With Mal sent to track a vicious killer, Syd is forced to infiltrate a pharmaceutical company responsible for a drug that turns vampires into real monsters. She’s unprepared and alone, but fiercely determined. If her investigation doesn’t satisfy the Master, Malcolm will pay the price. A wrong turn throws her into the middle of a vampire power play. Caught between twisting forces, with their freedom at stake, she’ll have to decide what’s more important: love, power or revenge. But choosing what feels right might turn out all wrong.
I turned to find Thurston staring, like he’d been focused on the back of my head. “When met Chev on the way in,” I said. “The owner of the casino. She said that you can ask the front desk for…uhm…for when you get hungry.”
“Should I go now?” he asked, uncertain.
“If you want,” I muttered, distracted by a sudden rush of warmth. I drifted toward the door as Mickey started speaking to Thurston in Spanish. She was her usual enthusiastic self. His responses were brief and tense. I opened the door and leaned against the frame as Malcolm walked into view.
He wore a thin, brown sweater over a bright white t-shirt, and the cuffs of his dark pants were red with dust. Petr shuffled along beside him, his limp more pronounced as he pointed something out on the armful of paperwork he carried. Mal raised a hand to wave him off and, anticipating it, Petr shoved a couple of pages into his palm before falling back.
“Of all the hallways of all the prickly vampire hotels in all the world, you walk into mine,” I said. “Whatcha been doing?”
Faint lines crinkled around his eyes and his dimple emerged as he smiled.
“Communing with scrub brush and cacti. It’s therapeutic, and pointy. What are you…” His smile faded as he stared past me. I turned to find Mickey holding a pair of tighty-whities in one hand and plaid boxers in the other.
Thurston slumped in the armchair in front of her, glowering up from beneath heavy eyebrows. Mickey tsked and gave me an exasperated look.
“Tell him he has to choose one.”
“What? No. I’m not telling him that.”
“He can’t go without.” She shook them at Thurston. “You cannot go without.”
Malcolm backed away.
“Don’t you leave me here with this,” I hissed.
“As if I’d leave a lady in distress.” Malcolm’s arm snaked around my waist and he swung me against his side. “Come on.
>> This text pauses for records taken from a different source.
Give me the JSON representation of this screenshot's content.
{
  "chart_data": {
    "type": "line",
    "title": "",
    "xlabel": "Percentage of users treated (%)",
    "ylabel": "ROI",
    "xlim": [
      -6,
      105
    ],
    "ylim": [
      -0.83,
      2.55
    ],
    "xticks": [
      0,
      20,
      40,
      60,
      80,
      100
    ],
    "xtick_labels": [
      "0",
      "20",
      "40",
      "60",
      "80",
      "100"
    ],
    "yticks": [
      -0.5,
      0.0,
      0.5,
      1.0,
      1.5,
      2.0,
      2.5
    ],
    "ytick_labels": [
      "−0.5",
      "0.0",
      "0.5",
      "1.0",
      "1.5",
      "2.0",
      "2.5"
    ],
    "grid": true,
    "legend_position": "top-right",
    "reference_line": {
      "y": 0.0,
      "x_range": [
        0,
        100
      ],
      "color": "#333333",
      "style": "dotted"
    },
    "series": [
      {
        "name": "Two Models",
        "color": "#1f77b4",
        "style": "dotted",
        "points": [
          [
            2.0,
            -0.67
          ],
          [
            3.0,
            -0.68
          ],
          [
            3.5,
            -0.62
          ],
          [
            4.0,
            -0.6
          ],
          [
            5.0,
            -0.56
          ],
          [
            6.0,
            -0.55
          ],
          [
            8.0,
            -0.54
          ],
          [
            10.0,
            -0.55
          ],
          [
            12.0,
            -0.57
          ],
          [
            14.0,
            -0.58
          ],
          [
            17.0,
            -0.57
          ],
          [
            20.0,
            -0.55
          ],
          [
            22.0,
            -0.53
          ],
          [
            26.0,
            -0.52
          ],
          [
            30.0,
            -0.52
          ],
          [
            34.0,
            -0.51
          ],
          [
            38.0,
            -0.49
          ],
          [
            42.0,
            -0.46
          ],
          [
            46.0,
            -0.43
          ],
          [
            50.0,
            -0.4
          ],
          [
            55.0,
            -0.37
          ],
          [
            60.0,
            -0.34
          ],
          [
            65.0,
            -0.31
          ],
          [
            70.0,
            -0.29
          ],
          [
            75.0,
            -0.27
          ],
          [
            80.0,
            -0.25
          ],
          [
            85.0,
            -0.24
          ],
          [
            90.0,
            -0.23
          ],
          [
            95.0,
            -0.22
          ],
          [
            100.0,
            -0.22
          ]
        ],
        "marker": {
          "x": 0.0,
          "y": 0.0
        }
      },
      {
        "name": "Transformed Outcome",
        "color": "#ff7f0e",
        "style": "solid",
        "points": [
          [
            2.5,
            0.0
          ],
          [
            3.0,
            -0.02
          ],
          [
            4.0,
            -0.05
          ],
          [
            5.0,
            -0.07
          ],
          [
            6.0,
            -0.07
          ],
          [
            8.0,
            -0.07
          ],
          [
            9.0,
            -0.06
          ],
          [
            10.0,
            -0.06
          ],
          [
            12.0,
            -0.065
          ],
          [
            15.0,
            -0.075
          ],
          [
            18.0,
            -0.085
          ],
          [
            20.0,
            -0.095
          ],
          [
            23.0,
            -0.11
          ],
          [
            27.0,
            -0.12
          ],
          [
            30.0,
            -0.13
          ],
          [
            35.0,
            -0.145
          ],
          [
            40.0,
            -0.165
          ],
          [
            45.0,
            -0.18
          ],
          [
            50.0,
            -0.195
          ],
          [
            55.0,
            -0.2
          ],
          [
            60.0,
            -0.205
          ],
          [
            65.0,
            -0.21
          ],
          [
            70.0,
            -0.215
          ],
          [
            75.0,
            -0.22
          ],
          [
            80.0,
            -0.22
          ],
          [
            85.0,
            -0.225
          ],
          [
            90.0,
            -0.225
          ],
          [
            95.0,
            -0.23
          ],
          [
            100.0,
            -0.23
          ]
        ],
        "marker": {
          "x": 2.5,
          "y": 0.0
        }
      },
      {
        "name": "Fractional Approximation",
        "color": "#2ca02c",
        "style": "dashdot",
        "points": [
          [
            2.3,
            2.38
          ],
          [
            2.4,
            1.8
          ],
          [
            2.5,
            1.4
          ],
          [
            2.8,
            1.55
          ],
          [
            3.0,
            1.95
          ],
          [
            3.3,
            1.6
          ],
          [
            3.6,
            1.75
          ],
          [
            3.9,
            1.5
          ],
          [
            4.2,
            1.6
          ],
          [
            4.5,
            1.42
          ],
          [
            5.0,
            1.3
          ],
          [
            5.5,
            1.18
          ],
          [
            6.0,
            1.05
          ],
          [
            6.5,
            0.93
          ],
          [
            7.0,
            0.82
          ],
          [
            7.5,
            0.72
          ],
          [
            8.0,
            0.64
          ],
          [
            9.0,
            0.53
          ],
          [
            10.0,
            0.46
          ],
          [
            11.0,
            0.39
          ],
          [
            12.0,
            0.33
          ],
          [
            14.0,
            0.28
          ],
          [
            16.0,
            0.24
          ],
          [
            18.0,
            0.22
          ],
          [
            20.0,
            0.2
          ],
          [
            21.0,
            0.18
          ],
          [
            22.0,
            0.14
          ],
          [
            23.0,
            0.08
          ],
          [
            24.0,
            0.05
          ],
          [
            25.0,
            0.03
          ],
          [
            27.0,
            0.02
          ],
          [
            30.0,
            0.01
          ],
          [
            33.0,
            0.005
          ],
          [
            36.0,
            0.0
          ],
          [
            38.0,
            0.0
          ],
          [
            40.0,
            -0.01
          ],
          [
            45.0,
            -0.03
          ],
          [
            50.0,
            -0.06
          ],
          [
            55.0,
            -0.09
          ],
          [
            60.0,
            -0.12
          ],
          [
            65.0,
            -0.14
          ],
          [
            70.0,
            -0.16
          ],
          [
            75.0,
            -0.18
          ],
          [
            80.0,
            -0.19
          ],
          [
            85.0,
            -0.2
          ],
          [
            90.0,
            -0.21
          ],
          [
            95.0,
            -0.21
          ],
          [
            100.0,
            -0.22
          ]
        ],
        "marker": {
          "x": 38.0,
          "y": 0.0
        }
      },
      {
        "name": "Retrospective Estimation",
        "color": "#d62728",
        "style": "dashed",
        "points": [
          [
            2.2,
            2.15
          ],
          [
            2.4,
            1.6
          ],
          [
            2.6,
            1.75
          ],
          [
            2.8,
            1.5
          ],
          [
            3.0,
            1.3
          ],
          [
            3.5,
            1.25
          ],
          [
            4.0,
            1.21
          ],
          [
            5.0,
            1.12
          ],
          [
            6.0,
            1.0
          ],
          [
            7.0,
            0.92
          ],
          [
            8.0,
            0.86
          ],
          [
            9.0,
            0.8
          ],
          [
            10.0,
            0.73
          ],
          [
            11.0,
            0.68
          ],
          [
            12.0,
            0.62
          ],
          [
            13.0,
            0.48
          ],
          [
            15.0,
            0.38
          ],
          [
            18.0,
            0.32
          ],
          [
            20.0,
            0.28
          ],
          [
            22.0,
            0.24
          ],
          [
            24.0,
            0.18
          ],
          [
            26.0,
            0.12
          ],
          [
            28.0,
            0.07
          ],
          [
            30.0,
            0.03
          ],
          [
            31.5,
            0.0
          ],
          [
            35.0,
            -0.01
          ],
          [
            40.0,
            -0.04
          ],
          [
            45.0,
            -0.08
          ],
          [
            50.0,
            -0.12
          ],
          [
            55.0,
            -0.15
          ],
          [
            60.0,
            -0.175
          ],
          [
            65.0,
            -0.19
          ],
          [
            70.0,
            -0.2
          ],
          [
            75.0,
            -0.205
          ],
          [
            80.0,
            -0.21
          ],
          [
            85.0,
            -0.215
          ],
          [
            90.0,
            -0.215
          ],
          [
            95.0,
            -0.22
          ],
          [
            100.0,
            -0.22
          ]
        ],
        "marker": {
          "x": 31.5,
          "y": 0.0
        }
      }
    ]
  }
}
Let’s see if we can find something to erase that scene from our memories.”
“Are we going to drop acid?”
“I was thinking dinner, but do what you need to.”
About Regan Summers
Regan Summers is the author of the romantic urban fantasy Night Runner series. As a native Alaskan, she’s used to long, cold nights but thinks they’re better with a helping of sexy vampires. Don’t Bite the Messenger, the first in the series, was a finalist for the 2013 EPIC eBook Awards in the paranormal category.